Mike Martin almost walked away last season. Florida State earned a top-8 seed in the tournament, a year after he guided the Noles to Omaha. But AD Sam Wilcox told him, “Two thousand’s not a bad number.”
So Martin came back for one last run. Forty years of excellent baseball, and in that time he has earned 2,022 wins. That’s more than any coach in any other NCAA sport. Mike Martin stands as the winningest coach of all-time, but the ultimate prize has eluded him.
He’s come close, to be sure. Florida State has made Omaha 16 times under Martin, and finished as the runner-up twice. FSU has had 94 All-Americans and 62 Major Leaguers. They now play on a field that bears their coach’s name (Mike Martin Field at Dick Howser Stadium).
And here they are, making one last run at it. Florida State eked into the field of 64, then shocked nationally seeded Georgia on their home field. The Seminoles are playing jacked up, trying to give their legendary coach one last run.
And we have to root against it.
I want Mike Martin to only have two games left in his career. I want to see him walk from the dugout to offer Paul Mainieri his sincere congratulations while a team in purple and gold dogpiles behind them.

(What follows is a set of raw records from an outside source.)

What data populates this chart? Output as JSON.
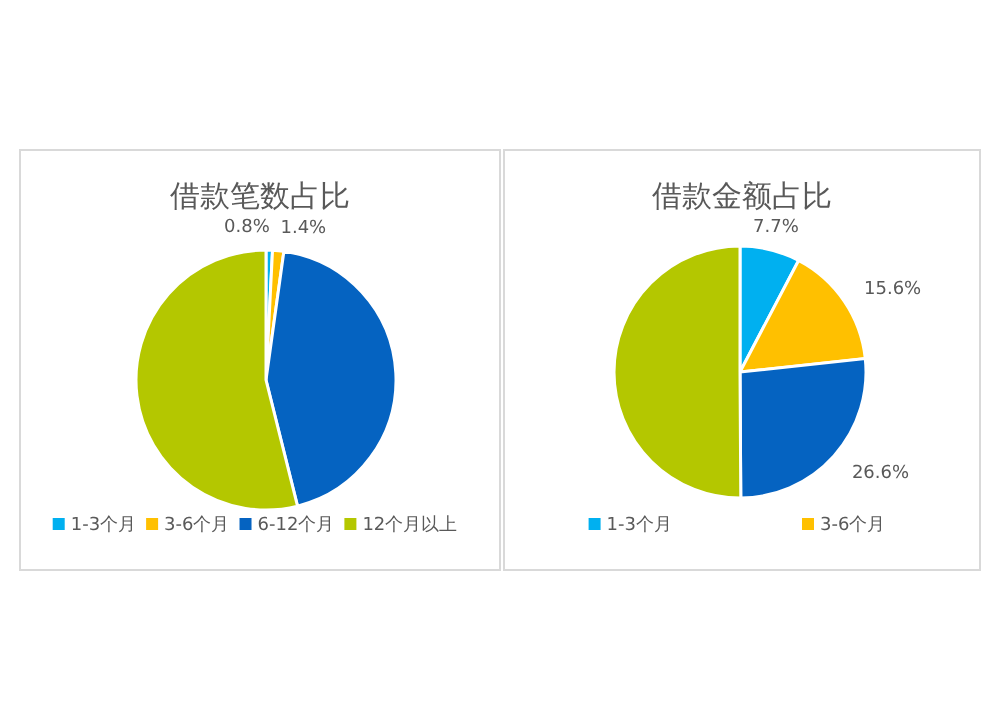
{
  "chart_data": [
    {
      "type": "pie",
      "title": "借款笔数占比",
      "categories": [
        "1-3个月",
        "3-6个月",
        "6-12个月",
        "12个月以上"
      ],
      "values": [
        0.8,
        1.4,
        43.9,
        53.9
      ],
      "colors": [
        "#00b0f0",
        "#ffc000",
        "#0563c1",
        "#b4c700"
      ],
      "value_labels": [
        "0.8%",
        "1.4%",
        null,
        null
      ],
      "legend": "bottom"
    },
    {
      "type": "pie",
      "title": "借款金额占比",
      "categories": [
        "1-3个月",
        "3-6个月",
        null,
        null
      ],
      "values": [
        7.7,
        15.6,
        26.6,
        50.1
      ],
      "colors": [
        "#00b0f0",
        "#ffc000",
        "#0563c1",
        "#b4c700"
      ],
      "value_labels": [
        "7.7%",
        "15.6%",
        "26.6%",
        null
      ],
      "legend": "bottom"
    }
  ]
}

But what you won’t catch us doing is trying to minimize Martin’s career. I’m sure there are some knuckleheads out there that take perverse joy in Martin getting so close yet never quite to the top of the mountaintop. As if that makes him any less of a coach.
In forty years, Mike Martin has never missed an NCAA tournament. There isn’t a more consistently excellent program in college baseball. In that same timeframe, LSU has missed the postseason nine times, including every year from 1980-84.
I would love it if Mike Martin could go out a winner. If only he was playing any other team but LSU. Everyone else in the country will be pulling for Mike Martin on his one last ride.
Everyone except us. Sometimes, you’re the villain of the story, and our job is to bring the fairy tale to its end.